Mother’s younger brother Adolf Felix Jellenik, known as uncle Bubi
was a baby-faced giant. He was a dentist in Brünn,
married to aunt Gitta (Brigitta) a beauty. They were frequent visitors.
He played the violin an Gitta sang Schubert sings with a beautiful
voice. Uncle Bubi was also a captain in the cavalry reserve and
occasionally stopped with his company enroute to summer maneuvers.

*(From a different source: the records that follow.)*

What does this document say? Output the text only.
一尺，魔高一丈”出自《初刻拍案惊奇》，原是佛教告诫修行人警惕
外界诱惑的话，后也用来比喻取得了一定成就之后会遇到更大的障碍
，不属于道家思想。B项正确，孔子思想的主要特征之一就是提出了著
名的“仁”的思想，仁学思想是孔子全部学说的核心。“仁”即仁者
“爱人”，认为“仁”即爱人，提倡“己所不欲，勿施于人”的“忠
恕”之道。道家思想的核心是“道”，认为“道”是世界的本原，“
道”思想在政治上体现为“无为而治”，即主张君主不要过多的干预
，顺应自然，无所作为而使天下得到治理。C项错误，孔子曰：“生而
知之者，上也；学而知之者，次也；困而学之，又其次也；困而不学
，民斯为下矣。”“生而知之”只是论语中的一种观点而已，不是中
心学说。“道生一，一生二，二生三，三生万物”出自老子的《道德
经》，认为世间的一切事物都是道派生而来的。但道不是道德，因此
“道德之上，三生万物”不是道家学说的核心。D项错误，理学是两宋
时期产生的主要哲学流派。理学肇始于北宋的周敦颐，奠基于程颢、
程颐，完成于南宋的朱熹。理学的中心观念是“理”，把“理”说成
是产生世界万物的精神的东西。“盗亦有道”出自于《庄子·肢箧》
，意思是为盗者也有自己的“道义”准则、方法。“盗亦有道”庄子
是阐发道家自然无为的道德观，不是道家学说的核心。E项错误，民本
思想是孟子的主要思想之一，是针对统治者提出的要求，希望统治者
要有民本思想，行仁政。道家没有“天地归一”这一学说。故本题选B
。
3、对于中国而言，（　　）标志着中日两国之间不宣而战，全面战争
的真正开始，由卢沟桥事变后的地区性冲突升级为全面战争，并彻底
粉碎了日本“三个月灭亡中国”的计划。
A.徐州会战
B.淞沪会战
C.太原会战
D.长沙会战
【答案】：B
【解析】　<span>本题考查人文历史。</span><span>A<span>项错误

The
dozen or so soldiers washed their horses in the river behind our house
and spent a night in tents. Uncle Bubi also liked to hunt partridges and
pheasants, for which I never forgave him. He took me along on a hunting
trip once and brought me back somewhat drunk on Slivowitz, for which my
father never forgave him. He gave me a three-volume Zoology book called
"Brehm’s Tierleben", which aroused my interest in animals.
Miss Emma left when I was eight and was replaced by a daytime English
nanny, Mrs Emily Seitz, followed by a daytime French Nanny, Mme
Varginaire. Missy Seitz went to take care of Franzi and Evi Weiss, and
died in about 1993 in a London nursing home at age 106, as healthy as
can be. She ascribed her health to eating six raw garlics every day.